ONU: vuole emergere come gestore di conflitti.
Al di sopra di ciò incombe una nube fosca: la Siria è nella zona fra Israele-USA-NATO e la Organizzazione di Cooperazione di Shanghai (SCO), entrambe in espansione.
Poi, un’immagine degli obiettivi di alcuni contendenti interni:
Alawiti (15%): vogliono rimanere al potere, “per il bene di tutti”;
Sciiti in generale: vogliono lo stesso;
Sunniti: vogliono il governo della maggioranza, il loro governo, la democrazia;
Ebrei, Cristiani, minoranze: vogliono sicurezza, temendo il governo sunnita;
Curdi: vogliono un alto livello d’autonomia, qualche comunità con altri Curdi.
Ciascuna di queste affermazioni può essere messa in discussione. Ma supponiamo come esperimento mentale che questa configurazione con 16 contendenti esterni e 5 interni, sia più giusta che sbagliata. La terribile violenza del “terrorismo” esterno, o di quello interno “di stato”, sono contro coloro che vogliono la democrazia? Entrambe, ma non serve chiedersi chi sia più responsabile in una polveriera: il nitrato, lo zolfo, il carbonio, o l’esplosione, o chi ha costruito la polveriera (Francia). Piuttosto, c’è qualche soluzione in vista?

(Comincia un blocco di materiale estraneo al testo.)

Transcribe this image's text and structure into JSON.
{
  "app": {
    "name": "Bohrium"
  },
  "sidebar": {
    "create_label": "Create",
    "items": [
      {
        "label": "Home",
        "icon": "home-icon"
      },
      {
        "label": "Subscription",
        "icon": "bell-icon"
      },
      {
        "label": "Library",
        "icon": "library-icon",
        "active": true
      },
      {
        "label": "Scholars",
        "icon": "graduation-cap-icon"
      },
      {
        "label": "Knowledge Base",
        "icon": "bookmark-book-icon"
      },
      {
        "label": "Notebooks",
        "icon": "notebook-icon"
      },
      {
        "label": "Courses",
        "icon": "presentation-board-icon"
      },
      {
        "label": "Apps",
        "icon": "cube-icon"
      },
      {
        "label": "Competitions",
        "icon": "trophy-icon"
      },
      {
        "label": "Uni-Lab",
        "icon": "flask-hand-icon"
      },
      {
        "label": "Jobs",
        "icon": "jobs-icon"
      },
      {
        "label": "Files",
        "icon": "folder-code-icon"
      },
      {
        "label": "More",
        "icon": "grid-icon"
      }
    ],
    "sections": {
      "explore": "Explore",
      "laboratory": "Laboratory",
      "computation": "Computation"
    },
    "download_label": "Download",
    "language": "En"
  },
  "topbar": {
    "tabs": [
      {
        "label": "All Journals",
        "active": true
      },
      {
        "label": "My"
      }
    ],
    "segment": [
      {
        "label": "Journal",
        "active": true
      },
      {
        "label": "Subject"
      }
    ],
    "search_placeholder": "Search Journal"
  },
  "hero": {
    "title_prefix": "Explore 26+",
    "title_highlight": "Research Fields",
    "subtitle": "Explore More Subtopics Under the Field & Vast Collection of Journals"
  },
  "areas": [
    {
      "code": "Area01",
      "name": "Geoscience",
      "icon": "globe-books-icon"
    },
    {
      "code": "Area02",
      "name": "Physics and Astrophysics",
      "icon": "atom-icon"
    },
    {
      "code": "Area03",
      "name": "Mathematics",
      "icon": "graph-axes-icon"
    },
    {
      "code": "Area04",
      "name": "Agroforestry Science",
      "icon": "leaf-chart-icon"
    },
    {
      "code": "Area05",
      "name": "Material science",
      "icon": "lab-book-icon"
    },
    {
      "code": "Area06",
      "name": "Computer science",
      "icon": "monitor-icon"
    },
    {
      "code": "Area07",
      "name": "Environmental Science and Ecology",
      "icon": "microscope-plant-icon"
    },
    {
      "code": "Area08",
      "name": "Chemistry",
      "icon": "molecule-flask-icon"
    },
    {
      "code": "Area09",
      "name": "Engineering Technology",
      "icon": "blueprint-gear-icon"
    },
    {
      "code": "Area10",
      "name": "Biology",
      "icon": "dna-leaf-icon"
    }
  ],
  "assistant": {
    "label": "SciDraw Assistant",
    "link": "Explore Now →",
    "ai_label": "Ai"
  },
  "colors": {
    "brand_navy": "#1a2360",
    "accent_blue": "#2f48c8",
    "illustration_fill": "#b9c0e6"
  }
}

Non con la violenza. Chiunque vinca sarà profondamente inviso agli altri, in una casa e una regione così profondamente divisa contro se stessa.
Non con sanzioni, indipendentemente da quanto profonde e ampie, con la partecipazione di Russia e Cina. È come punire una persona con microbi e il suo sistema immunitario che sta lottando all’interno perché ha la febbre. Più il paziente è debole, più è contagioso.
Quel che viene in mente è una soluzione svizzera. Una Siria, federale, con autonomie locali, addirittura a livello di villaggio, con sunniti, sciiti e curdi che intrattengano rapporti con i propri affini attraverso i confini.
Un peacekeeping internazionale, anche per proteggere le minoranze. E non-allineata, il che esclude basi straniere e flussi di armi, ma non esclude affatto un arbitraggio obbligatorio per le Alture del Golan (e l’assetto post-giugno 1967 in generale), con lo status di membro ONU in gioco per Israele.
Napoleone invase la Svizzera per controllarla nel 1798-1806, ma rinunciò. Faranno lo stesso gli attuali Napoleoni, Netanyahu-Obama?
Le alternative sono altre due catastrofi: guerra aperta con Arabia saudita-Giordania-Qatar; or R2P (Responsabilità di Proteggere) alla libica, con 7.700 bombe e missili. Il vincitore non sarà sopportato; e senza alcuna soluzione sostenibile in vista.